Part of our job as massage therapists is to "in-corpor-ate" - literally help to weave together - our clients' bodies. For someone who doesn't feel connected to their belly, the experience (even if all it entails is a few unhurried breaths with warm hands on top of the sheet on the abdomen) can be an unusually powerful chance to experience that part of her body as positive, included, woven in. The students in Nanette's massage school were unable to help her do that, and after her initial experiences, she was unwilling to pursue it further.
Granted, Nanette's experience also included significant and painful post-operative complications, and although she lost more than 100 pounds, her general experience with the surgery was frustrating. Students (some of whom probably struggle with their own body image issues!) were not her best resource for abdominal work. But it is still an important goal for us to help our clients feel supported as full and beautiful whole beings, not as disintegrated, disconnected parts.

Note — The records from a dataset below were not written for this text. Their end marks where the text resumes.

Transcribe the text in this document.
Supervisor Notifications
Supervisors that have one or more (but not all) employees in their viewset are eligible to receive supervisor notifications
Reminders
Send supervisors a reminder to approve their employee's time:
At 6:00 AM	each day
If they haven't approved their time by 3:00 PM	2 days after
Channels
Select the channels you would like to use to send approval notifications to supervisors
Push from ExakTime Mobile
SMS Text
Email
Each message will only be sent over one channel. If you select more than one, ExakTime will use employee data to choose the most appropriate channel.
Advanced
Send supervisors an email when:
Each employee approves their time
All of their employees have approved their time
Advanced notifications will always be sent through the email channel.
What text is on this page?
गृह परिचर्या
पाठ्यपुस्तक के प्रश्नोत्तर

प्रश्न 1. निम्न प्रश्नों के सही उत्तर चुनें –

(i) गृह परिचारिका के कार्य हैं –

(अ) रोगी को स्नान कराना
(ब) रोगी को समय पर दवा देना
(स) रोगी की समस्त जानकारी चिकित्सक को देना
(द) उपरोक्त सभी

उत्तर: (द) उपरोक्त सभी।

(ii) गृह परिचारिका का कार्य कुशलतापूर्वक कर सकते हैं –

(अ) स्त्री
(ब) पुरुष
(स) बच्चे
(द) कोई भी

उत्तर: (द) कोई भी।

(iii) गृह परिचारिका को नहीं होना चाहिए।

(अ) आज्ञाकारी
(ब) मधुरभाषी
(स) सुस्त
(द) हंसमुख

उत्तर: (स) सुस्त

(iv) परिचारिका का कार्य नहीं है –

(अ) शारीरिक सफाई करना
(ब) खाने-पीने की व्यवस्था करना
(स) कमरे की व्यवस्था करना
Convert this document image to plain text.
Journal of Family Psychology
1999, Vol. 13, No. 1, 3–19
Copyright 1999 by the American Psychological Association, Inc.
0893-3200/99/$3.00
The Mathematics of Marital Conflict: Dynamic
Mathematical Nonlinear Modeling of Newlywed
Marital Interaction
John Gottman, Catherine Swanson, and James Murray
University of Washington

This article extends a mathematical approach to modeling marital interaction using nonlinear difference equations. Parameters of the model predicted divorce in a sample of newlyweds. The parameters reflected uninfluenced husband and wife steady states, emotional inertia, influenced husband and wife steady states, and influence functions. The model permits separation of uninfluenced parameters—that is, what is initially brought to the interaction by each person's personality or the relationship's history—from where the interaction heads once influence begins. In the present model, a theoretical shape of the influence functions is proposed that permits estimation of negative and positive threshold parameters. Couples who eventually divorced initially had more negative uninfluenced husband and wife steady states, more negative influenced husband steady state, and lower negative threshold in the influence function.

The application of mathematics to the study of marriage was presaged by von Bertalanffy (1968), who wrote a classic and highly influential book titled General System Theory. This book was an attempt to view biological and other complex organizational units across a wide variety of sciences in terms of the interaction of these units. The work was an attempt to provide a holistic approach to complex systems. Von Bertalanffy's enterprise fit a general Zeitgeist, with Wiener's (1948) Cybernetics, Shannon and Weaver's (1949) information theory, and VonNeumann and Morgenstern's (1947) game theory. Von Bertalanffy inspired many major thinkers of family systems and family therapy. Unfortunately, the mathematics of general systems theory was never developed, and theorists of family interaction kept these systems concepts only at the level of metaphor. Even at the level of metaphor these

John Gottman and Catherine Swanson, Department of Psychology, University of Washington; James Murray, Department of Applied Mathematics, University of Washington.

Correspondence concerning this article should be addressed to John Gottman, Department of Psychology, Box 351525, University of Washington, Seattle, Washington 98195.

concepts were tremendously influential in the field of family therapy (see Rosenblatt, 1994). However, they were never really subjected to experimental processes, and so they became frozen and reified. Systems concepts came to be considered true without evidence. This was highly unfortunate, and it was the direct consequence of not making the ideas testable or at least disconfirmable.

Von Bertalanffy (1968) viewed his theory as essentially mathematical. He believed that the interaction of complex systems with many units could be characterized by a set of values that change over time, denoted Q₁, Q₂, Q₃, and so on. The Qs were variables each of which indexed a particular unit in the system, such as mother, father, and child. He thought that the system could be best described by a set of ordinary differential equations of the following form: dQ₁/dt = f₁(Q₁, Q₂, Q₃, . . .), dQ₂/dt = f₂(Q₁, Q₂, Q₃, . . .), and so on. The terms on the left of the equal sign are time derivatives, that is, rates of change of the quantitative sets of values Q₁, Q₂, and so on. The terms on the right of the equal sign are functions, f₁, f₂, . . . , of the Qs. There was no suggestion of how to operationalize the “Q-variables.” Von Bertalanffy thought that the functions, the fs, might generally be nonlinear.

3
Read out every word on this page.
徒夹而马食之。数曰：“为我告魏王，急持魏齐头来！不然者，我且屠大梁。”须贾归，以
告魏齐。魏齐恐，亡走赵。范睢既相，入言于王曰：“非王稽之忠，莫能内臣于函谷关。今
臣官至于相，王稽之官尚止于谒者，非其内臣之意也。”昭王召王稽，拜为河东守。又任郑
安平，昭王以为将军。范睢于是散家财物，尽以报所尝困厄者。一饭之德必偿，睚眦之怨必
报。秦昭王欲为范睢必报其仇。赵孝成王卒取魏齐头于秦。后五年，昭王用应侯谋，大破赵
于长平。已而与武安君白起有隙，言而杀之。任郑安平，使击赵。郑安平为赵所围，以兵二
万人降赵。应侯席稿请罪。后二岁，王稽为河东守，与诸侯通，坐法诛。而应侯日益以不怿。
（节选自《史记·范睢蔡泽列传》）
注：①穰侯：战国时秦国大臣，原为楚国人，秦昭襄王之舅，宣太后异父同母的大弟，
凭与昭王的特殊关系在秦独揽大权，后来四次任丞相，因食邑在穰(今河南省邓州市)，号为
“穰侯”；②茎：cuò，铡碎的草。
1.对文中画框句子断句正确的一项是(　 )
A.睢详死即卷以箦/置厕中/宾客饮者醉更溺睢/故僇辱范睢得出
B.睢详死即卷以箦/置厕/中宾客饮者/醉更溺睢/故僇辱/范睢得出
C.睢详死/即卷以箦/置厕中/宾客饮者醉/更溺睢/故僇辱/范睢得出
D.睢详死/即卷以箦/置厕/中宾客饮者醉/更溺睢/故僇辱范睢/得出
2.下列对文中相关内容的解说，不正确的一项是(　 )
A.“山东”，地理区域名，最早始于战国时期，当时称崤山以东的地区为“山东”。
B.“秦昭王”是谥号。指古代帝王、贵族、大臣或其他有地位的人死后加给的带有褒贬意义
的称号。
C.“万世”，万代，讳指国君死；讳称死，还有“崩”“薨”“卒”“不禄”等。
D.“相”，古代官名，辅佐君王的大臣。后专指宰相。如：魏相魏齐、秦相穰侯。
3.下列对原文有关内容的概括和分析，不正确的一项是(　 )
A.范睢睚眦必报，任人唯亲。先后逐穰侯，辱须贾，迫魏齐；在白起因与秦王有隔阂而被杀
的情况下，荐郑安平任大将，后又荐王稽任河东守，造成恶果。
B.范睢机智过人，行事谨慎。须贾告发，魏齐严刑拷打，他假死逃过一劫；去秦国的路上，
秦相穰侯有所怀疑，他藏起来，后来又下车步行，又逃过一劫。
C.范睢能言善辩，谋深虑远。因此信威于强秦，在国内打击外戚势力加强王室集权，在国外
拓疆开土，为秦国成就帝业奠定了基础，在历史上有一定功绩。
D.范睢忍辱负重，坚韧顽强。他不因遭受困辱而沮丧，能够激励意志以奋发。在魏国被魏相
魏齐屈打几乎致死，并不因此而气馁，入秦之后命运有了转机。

Massage is finding a place in many traditionally medical niches, including in the context of surgery. It is not unusual now to find therapists delivering pre-surgical massages for stress reduction, and post-surgical sessions for pain, improved sleep and general discomfort. Obviously modalities must be adapted to meet the resilience of the patients.
For clients who have had bariatric surgery, abdominal work clearly must be done with extra care. Nanette obviously needs a therapist with patience and expertise if she is ever to be comfortable with receiving even non-moving touch on her abdomen. Other clients will also appreciate the value of confident, sensitive, gentle strokes on their bellies.
Our unique ability to offer positive, therapeutic, nonjudgmental touch to our clients who do not fit our culture's expectations for normal size or appearance is an incomparable gift. Whether our clients consider bariatric surgery or not, we can provide a welcoming, accepting environment that will be much appreciated.